The clouds move in and the day moves on into the late afternoon. There is little going on at the office at the moment, and I am left to the company of my thoughts.
I am traveling back in my mind, as I often do, to Ocean Beach. I need to walk the sands and feel the wind wash my body of the anxiety and stress of the week. The green grey water is thundering up to the cliffs as foam washes over the rocks and sand. At the Sutro ruins, I sit cross-legged on a pitted cement platform and pull my sweater-coat tighter around me, head bowed into a big, wool-y Buddha ball.
Looking at the platform, I notice that there are grains of sand blowing past me, tumbling like tiny boulders into the cracks and valleys of the damaged concrete. Rust bleeds out from the old rebar and bolts that once held the bath house girders in place. It runs down these crumbling bones, spilling out onto the abandoned pool below. The wind is picking up, howling now with its watery breath and wearing away the packed sand walls and tiny caves. The sea spray flies at it hits the old breaker wall. The gulls are crying out the message of rough water and the arrival of the first storm of winter. Part of me breaks away and cries with them, keening and ancient song of the dead.
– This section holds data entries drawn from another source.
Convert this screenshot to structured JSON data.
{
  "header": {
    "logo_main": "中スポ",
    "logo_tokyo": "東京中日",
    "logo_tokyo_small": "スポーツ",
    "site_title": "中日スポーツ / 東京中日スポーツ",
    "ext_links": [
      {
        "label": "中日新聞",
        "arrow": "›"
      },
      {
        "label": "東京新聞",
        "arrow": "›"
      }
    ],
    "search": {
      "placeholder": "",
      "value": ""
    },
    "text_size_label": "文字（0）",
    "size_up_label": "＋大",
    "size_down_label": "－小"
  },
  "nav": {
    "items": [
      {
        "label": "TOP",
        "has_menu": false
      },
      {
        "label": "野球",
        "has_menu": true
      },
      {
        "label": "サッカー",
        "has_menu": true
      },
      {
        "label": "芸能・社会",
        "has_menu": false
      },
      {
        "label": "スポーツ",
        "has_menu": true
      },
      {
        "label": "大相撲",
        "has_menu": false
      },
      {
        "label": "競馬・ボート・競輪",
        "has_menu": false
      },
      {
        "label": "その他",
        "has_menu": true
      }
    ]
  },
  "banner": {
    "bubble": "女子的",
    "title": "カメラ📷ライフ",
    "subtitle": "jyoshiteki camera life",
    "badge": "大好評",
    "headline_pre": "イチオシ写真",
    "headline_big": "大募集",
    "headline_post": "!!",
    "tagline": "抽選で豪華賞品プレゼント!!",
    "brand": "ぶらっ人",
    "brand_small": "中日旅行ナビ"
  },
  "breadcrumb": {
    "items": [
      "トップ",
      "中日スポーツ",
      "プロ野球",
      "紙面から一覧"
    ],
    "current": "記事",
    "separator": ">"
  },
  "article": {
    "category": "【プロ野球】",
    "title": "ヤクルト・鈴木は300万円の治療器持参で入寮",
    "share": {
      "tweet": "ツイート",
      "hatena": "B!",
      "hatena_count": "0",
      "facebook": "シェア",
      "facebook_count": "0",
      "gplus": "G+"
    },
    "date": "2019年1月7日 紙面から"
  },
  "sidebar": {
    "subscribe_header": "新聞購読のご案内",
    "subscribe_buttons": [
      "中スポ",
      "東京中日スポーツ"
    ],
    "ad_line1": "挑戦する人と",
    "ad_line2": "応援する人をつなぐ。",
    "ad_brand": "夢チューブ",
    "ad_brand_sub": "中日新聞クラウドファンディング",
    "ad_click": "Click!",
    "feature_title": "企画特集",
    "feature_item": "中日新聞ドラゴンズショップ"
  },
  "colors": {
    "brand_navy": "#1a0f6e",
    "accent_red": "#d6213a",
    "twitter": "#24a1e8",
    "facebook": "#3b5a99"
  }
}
I needed to go to the place I ran to as a child for comfort, perhaps to make sense of it all somehow. I’ve done it for decades now…more times than I can possibly count. This time, I let the sand slip through my fingers making a gauze-y sheet that disappears as it flairs out into the wind. My weary memories with it; shadow faint, fleeting, gone.
It’s time to say good-bye and come back to the land of the living.